- Upon watching Rob Reiner's This is Spinal Tap for probably the tenth (or better still, the eleventh) time, I was most impressed at how gently this film treats its fake subjects. There is something intrinsically charming about utterly clueless rock stars who never try -- and yet also never fail -- to give offense. As faux documentary producer Marti DiBergi (Reiner) reads through their litany of negative reviews ("What day did the Lord create Spinal Tap, and couldn't he have rested on that day too?", the terrifically concise "Shit Sandwich"), the band members rush to defend themselves. "They are treading water in a sea of retarded sexuality and bad poetry." reads DiBergi. "That's just nitpicking, isn't it?" responds Spinal Tap. Naturally, they can't imagine why the album cover with a woman in a dog collar smelling a glove would be considered sexist.

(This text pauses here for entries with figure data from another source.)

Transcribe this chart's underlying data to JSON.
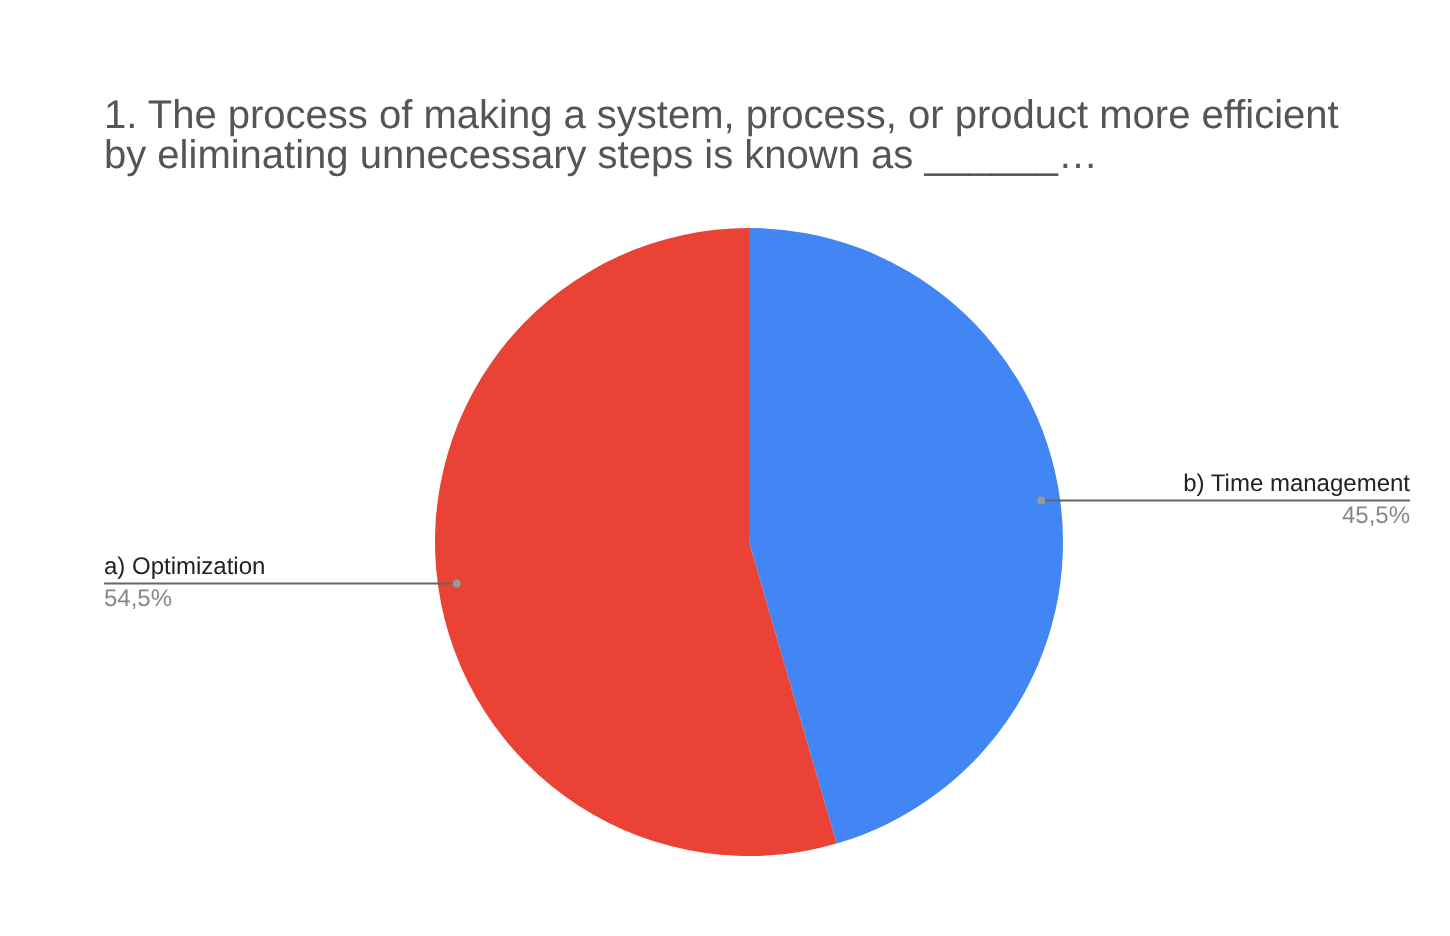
{
  "chart_data": {
    "type": "pie",
    "title": "1. The process of making a system, process, or product more efficient by eliminating unnecessary steps is known as ______…",
    "categories": [
      "b) Time management",
      "a) Optimization"
    ],
    "values": [
      45.5,
      54.5
    ],
    "colors": [
      "#4285f4",
      "#ea4335"
    ],
    "value_labels": [
      "45,5%",
      "54,5%"
    ],
    "legend": false
  }
}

- The band consists of core members David St. Hubbins (Michael McKean) and Nigel Tufnel (Christopher Guest) and regular players Derek Smalls (Harry Shearer) and Viv Savage (David Kaff). St. Hubbins, named after "the patron saint of quality footwear", is a pleasure to work with when his girlfriend Jeanine (June Chadwick) isn't doing her best impression of Yoko Ono. Tufnel, a truly dim bulb, dislikes Jeanine almost as much as he loves playing with St. Hubbins. Smalls is the self-described "lukewarm water" of the group who gets trapped in the stage props, and Savage is the virtuoso keyboardist from every 70's-era rock band. Due to a tragic gardening accident, one instance of choking on someone else's vomit, and multiple cases of spontaneous combustion, the band has no regular drummer.

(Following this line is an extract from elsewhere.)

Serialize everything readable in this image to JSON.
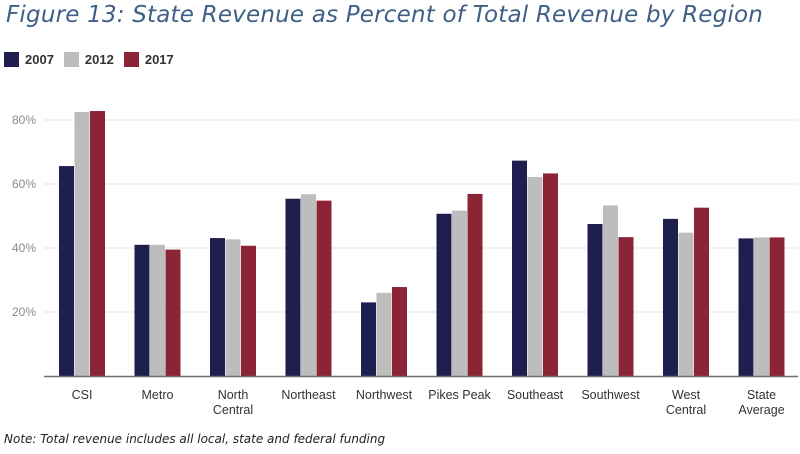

- The film's best scenes revel in the band's complicated history. Back in the 60's, they were "The Originals", then "The New Originals", and then "The Thamesmen", with bowl cuts and catchy pop songs. As Spinal Tap, they went through a George Harrison phase with "Listen to the Flower People" before veering into a style of hard rock that echoes Deep Purple or Black Sabbath. They put out at least one album of "religious rock psalms," entertained the idea of a rock musical "based on the life of Jack the Ripper," and have no compunction about staging an epic Stonehenge-themed concert that doubtless would have succeeded if the background prop had been built to scale. Their long-suffering manager Ian (Tony Hendra) tries to put out the band's many fires, ranging from constant cancelations to small sandwich bread, but he's about as good a manager as they are a band. These days, Spinal Tap gets second billing to a puppet show and is lucky to play at an Air Force base.

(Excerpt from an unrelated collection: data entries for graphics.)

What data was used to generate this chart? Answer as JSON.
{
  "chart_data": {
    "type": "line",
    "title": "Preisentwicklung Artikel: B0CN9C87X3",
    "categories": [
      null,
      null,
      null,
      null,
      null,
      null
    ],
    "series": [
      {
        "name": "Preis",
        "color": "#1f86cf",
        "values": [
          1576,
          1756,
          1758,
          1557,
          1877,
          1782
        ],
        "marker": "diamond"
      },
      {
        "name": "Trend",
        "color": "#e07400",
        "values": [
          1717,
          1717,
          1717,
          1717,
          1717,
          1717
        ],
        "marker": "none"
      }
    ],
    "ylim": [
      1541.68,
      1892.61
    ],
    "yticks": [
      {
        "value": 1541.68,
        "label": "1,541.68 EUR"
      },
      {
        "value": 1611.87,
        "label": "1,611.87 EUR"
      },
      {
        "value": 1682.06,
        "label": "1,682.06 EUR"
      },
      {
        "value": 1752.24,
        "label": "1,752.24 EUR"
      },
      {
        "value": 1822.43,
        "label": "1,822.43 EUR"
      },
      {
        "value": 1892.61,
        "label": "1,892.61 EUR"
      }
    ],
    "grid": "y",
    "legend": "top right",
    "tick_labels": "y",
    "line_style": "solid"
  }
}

- I could fill the rest of this review with quotes from this groundbreaking and hilarious film, but they have so entered the popular lexicon that even a tour guide at the real Stonehenge described druids by noting that "No one knows who they were or what they were doing." Instead, I'll point out the outsized influence this film has had on comedy over the last few decades. In addition to serving as a clear template for nearly every Christopher Guest film, Spinal Tap's mockumentary style became the organizing principle for many of the funniest television comedies of the new millenium, including The Office, Arrested Development, Parks & Recreation, and Modern Family. For a band that gets lost on its way to the stage and has "a distinguished place in rock history as one of England's loudest bands," that's not too shabby.
- Also featuring Bruno Kirby, Ed Begley Jr., Fran Drescher, Dana Carvey, Billy Crystal, Howard Hesseman, Paul Shaffer, Anjelica Huston, and Fred Willard.